Lignin nanoparticles as delivery systems to facilitate translocation of methoxyfenozide in soybean (Glycine max)

Abstract

Nanoscale delivery systems have the potential to improve the effectiveness of agrochemicals while reducing their negative environmental impacts. Herein, we explore the use of lignin nanoparticles (LNPs) to enhance the translocation of methoxyfenozide (MFZ), a non-systemic pesticide, in soybean plants under hydroponic conditions. LNPs (113.8 ± 3.5 nm and zeta potential – 53.3 ± 6.9 mV) were synthesized by emulsion evaporation from lignin-graft-poly(lactic- co -glycolic) acid and MFZ was incorporated into the LNPs (2.7% w/w). Twenty eight day old soybeans were grown hydroponically and were treated with 0.01, 0.1 or 1 mg/ml of LNPs. Plants were harvested after 6, 12, and 24 h of continuous hydroponic exposure to the roots and the concentration of MFZ was quantified in root, stem, and leaf tissues. The results suggest effective and time dependent transfer of MFZ from the hydroponic suspension to the roots, and translocation from the roots to the leaves. MFZ concentrations in the 1 mg/ml treated-plants at 24 h were 519.30, 3.72 and 1.72 μg/g in the roots, stem, and leaves, at 24 h, respectively, as compared to only 28.52, 0.58, 0.39 μg/g in the plants under neat MFZ exposure. The translocation efficiency (TE) of nanodelivered MFZ ranged from 0.06 to 0.08 at 0.01 mg/ml TE, 0.01–0.05 at 0.1 mg/ml, and 0.01–0.006 at 1 mg/ml over 24 h. Even though TE was higher for free MFZ, the concentration and total amount of analyte translocated to the shoots by LNPs were higher than those of free MFZ. In conclusion, LNPs were able to significantly enhance the translocation of non-systemic MFZ from the roots to the soybean aerial tissues in 24 h.
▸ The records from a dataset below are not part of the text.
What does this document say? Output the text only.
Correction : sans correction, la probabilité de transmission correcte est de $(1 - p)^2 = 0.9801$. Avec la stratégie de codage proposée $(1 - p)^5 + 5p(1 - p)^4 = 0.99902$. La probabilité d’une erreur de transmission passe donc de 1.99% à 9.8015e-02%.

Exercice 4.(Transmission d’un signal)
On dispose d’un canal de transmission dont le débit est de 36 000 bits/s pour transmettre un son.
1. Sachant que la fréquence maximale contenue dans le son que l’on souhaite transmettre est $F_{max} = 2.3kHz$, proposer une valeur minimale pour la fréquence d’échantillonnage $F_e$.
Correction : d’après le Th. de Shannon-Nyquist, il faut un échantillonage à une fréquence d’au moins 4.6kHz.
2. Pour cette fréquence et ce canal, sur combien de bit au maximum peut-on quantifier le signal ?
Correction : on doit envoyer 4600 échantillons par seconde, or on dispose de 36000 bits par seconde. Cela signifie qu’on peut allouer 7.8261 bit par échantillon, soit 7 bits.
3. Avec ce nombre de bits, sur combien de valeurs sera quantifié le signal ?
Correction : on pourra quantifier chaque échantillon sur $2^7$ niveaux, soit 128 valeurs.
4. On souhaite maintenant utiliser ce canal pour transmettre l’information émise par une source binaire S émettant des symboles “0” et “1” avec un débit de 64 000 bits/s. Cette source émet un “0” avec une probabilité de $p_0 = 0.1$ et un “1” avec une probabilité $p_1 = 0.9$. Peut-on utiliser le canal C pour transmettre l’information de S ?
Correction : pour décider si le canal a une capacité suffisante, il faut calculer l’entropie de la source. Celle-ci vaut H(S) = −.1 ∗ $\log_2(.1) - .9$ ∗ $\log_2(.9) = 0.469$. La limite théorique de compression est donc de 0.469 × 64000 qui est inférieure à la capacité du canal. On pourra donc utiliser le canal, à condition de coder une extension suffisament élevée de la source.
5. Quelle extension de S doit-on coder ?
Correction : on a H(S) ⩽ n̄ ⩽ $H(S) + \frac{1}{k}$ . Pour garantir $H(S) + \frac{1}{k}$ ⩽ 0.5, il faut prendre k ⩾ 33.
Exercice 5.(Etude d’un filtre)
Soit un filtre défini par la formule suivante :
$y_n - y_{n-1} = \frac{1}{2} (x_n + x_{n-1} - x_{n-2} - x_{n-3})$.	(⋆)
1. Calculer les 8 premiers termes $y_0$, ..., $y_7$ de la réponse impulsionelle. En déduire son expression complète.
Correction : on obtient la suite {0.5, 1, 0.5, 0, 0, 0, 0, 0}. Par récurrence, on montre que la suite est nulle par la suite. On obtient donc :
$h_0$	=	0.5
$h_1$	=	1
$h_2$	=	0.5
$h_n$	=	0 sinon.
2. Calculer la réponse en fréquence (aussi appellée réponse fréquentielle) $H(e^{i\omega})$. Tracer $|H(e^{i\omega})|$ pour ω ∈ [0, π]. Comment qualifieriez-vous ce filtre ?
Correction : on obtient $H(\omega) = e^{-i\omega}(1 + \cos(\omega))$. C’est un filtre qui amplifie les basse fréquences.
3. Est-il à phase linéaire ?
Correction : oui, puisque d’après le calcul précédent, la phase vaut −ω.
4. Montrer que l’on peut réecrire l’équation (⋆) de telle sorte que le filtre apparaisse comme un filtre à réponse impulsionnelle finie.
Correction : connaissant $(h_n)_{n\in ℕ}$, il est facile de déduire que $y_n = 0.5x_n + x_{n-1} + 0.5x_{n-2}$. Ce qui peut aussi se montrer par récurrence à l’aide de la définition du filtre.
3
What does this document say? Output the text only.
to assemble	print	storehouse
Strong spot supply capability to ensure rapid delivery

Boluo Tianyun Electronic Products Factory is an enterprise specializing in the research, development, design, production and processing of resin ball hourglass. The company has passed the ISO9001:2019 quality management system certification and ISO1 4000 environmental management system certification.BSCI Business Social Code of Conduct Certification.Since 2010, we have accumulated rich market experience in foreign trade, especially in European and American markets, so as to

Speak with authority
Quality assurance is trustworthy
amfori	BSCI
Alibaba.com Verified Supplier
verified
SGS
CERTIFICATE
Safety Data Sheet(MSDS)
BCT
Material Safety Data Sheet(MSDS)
This work provides a new platform to enhance the accuracy and precision of pesticide delivery and will be a valuable tool in sustainable nano-enabled agriculture. • Nanoparticles translocate methoxyfenozide from Hoagland to roots of soybeans. • Higher amounts of methoxyfenozide reach the stems and leaves when nanodelivered than in free form. • Most of the methoxyfenozide taken by the plant concentrates in the root tissue. • Translocation of methoxyfenozide is time and concentration dependent.